From starlight to satellite; the coming
age of GPS/precision farming
Global positioning technology is no passing fad. It will be the next great leap for American farmers in global competitiveness. Through computerized yield mapping and precision application of fertilizer, micro-nutrients and pesticides, costs will eventually drop and yields improve. Farmers who ignore it will be seen ten years from now in the same light as farmers who ignored the advantages of hybrid corn and chemical fertilizers and pesticides until they either adopted it, or were squeezed out of business by those who adopted it earlier. The rising role of "comparative
advantage" over political clout
Eventually, the phase-out of U.S. farm price supports and the scaling back of global subsidies and tariffs via the World Trade Organization will restore the role of comparative advantage in allocating farm resources, market shares and profits.
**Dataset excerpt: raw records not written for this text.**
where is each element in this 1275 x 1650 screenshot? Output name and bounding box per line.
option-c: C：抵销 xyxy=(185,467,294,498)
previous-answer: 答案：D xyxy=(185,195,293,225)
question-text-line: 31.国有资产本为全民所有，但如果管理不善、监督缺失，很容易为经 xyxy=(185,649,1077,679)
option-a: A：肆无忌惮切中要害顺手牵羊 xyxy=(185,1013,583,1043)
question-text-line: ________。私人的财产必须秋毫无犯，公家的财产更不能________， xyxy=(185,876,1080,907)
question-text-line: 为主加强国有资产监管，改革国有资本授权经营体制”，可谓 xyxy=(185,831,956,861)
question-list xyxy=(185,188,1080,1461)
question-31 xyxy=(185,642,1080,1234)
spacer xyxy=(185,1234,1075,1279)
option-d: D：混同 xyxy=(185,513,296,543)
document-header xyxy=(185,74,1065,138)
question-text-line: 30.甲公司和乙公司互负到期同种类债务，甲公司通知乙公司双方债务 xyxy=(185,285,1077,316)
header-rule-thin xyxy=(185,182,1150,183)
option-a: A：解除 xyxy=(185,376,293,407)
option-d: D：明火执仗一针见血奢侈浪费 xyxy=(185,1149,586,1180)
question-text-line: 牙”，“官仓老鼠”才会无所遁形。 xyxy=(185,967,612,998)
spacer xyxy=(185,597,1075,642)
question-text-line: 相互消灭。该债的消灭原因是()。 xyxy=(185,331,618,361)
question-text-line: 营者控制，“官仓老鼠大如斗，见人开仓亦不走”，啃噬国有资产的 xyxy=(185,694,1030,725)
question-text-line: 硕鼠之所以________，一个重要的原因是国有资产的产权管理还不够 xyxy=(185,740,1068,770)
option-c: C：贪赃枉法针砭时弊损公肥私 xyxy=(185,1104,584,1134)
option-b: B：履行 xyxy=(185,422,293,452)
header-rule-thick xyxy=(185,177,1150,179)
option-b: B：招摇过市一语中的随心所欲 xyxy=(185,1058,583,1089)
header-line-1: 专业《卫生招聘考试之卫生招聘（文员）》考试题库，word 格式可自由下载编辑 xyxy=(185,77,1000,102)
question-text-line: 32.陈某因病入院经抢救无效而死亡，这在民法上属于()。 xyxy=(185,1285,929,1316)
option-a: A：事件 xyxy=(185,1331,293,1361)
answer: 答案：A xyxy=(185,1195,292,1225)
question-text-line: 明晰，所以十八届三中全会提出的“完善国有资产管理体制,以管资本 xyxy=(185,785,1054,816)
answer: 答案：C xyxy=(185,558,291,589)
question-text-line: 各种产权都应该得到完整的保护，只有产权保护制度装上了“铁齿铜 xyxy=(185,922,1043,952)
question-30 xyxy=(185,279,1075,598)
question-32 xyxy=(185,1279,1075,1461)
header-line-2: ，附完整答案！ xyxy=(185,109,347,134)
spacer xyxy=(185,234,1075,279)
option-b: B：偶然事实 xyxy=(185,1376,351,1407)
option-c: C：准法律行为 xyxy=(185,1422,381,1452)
A prime example is an end to policies which subsidize water development projects in desert areas with target prices designed to encourage production of crops already in such surplus, that there are set-aside requirements for prime ground where no irrigation is necessary. Cropping practices worldwide will tend to re-focus on producing those crops for which the region has natural advantages, such as soils, climate, and labor availability. Rapid growth in "designer" crops
and livestock genetically engineered
for special uses and markets
More and more farmers are discovering the key to prosperity is not convincing or badgering the marketplace into wanting what you have but to have what the market wants. Value-enhanced varieties of corn, for example, are already being grown on one out of every ten acres and are in a sharp acceleration phase. High-oil corn varieties, for example, nearly tripled in 1995, jumping from 170,000 acres to 460,000 acres. Premiums range from an extra 15-20 cents for high-oil varieties to a dollar a bushel for high amylose corn.
In livestock, genetic improvements have already revolutionized the hog and poultry industry. And now, alternative species are rapidly approaching critical mass. Emu-production, long considered just an expensive hobby with no real future, has reached the point where we can buy emu filets in the meatcase of our local supermarkets and consumer acceptance has reached the point where investors in northeast Iowa are opening an emu-processing plant.